Ada Lovelace

Ada Lovelace, known today as the first computer programmer, was born Augusta Ada Byron in London in 1852.  She was the daughter of the famous poet Lord Byron.  Her father died when she was eight, and as she grew up, her mother made sure she was taught math and science in hopes of preventing her from developing the mood swings and temper of her father.  Lovelace’s early education resulted in her developing a curiosity and talent for numbers and language. Her learning pursuits brought her into contact with scholars and important figures such as Charles Dickens and Michael Faraday.

At age seventeen, Lovelace met mathematician and inventor Charles Babbage.  Babbage connected her to University of London professor Augustus de Morgan, under whom she began studying.  Babbage, today considered the father of the computer, invented the difference and analytical engines to perform mathematical calculations.  These engines laid the groundwork for modern-day computation with computers. 

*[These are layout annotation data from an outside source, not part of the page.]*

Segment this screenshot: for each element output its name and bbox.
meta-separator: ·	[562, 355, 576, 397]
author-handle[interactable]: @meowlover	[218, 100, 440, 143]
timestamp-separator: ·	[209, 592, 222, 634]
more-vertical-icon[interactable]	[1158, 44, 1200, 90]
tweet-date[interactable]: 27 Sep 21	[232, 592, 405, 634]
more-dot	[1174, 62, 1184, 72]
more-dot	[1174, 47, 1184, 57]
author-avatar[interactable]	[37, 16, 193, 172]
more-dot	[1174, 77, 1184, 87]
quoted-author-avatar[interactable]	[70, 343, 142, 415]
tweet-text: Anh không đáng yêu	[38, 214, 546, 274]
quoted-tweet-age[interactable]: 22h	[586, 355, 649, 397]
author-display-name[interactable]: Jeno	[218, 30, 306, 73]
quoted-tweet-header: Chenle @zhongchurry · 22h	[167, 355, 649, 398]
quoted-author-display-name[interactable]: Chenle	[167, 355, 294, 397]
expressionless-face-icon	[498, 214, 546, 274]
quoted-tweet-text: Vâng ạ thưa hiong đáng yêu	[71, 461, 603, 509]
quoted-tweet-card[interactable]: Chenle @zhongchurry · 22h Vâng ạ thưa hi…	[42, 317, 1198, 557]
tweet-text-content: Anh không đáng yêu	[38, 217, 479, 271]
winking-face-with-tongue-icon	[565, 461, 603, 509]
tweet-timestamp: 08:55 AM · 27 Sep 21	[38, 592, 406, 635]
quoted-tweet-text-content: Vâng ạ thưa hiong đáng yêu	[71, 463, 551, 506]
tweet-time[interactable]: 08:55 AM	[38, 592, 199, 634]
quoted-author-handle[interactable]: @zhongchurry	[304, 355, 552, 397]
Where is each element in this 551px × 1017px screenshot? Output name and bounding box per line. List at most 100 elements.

Lovelace was tasked with translating one of Babbage’s articles on the analytical engine from French to English.  She not only translated the article, but also added her own notes and thoughts to it as she went; the notes she took were three times longer than the article itself.  Lovelace believed that the analytical engine could be used to process letters and symbols rather than numbers alone and she is credited with writing the first algorithm meant to be carried out by a computer.  She also wrote in her notes a method for the engine to repeat certain instructions over and over—the foundation for modern-day loops – an essential part of modern programming.  Lovelace’s notes were published in an English science journal in 1843 under her initials A. A. L. 

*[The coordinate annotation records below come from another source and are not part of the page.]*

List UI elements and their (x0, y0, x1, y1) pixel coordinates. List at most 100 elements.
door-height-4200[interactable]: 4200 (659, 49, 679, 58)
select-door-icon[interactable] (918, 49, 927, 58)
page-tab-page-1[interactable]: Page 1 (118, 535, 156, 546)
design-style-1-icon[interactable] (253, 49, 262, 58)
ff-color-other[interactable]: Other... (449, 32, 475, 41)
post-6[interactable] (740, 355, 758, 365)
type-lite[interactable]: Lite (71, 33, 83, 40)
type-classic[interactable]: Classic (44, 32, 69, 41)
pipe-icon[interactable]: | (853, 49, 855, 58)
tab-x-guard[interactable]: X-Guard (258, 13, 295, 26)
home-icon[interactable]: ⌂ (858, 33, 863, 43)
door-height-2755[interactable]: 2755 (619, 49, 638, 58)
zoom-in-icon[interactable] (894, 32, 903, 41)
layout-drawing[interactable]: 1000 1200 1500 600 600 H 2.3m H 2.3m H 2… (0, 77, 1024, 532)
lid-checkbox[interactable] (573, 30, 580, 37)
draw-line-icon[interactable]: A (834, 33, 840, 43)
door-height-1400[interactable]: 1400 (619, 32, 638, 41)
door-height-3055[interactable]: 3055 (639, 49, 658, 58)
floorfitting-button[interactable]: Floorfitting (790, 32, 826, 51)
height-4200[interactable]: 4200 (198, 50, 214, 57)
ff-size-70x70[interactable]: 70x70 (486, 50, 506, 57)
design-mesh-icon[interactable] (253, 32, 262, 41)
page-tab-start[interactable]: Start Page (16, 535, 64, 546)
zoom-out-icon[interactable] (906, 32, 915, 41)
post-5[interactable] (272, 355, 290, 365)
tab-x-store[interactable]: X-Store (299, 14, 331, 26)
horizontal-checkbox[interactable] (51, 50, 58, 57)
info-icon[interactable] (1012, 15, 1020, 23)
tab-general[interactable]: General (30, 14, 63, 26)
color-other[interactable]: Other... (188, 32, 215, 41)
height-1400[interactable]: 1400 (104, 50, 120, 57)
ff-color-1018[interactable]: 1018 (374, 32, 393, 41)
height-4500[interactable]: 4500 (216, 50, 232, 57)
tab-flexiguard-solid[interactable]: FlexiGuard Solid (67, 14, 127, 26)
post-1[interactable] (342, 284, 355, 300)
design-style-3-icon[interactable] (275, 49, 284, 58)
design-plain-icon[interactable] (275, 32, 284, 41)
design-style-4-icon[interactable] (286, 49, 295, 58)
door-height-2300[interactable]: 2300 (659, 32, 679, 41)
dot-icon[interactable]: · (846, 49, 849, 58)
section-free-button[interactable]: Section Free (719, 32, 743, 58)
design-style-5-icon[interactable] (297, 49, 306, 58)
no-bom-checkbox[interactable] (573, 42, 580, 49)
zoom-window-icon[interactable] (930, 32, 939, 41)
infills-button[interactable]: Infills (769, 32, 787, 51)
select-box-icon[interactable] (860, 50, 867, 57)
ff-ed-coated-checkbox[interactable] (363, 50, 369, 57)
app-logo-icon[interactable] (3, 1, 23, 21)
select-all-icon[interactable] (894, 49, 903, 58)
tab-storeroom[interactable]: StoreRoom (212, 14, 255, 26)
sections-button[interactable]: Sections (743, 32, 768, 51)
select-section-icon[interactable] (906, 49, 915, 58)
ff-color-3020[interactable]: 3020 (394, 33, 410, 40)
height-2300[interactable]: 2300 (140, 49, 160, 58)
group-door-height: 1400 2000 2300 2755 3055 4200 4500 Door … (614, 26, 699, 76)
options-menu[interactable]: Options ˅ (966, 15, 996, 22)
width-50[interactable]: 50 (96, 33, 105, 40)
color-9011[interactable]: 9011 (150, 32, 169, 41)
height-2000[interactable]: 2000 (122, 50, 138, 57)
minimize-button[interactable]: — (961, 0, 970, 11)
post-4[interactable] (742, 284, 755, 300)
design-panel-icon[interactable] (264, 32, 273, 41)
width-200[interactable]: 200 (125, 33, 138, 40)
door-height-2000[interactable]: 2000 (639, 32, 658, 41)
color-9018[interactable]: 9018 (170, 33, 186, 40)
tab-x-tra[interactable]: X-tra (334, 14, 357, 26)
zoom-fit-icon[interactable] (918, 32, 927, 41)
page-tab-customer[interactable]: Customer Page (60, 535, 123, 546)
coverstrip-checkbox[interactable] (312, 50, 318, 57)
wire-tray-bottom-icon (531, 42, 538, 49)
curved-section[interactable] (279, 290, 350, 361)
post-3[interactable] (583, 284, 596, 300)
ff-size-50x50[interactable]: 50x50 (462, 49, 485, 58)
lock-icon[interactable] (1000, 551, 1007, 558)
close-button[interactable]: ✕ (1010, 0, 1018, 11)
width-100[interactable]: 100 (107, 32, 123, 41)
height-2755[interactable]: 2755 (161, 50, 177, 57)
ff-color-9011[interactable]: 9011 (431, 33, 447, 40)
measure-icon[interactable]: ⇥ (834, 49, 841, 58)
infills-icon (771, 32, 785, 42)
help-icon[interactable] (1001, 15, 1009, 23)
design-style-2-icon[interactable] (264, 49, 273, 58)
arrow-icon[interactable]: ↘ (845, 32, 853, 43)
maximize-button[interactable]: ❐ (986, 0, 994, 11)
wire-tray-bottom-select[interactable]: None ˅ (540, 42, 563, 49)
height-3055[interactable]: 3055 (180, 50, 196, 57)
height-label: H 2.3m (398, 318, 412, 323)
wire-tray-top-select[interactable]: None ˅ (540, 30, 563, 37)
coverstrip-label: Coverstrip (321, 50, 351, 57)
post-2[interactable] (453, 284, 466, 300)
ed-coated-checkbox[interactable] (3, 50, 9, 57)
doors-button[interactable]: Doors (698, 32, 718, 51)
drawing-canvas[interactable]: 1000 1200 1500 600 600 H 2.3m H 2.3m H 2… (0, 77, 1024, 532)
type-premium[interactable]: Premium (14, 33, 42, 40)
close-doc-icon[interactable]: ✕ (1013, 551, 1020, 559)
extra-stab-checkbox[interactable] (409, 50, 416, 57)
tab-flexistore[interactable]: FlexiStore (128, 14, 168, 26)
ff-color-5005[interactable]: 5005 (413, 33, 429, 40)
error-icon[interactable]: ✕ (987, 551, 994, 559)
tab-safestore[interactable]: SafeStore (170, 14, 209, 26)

Ada Lovelace received little to no acclaim for her ideas while she was alive.  She died of cancer in 1852.  Almost a century later, Lovelace’s works were finally introduced back into the scientific sphere by B. V. Bowden.  Her notes were republished and finally appreciated for their insight into coding and programming techniques – although there are those that dispute the actual scientific value of her contributions and question whether the ideas she presented were original. Ada Lovelace received many honors for her work after her death; in 1980, the United States Department of Defense named a computer language “Ada” in her honor.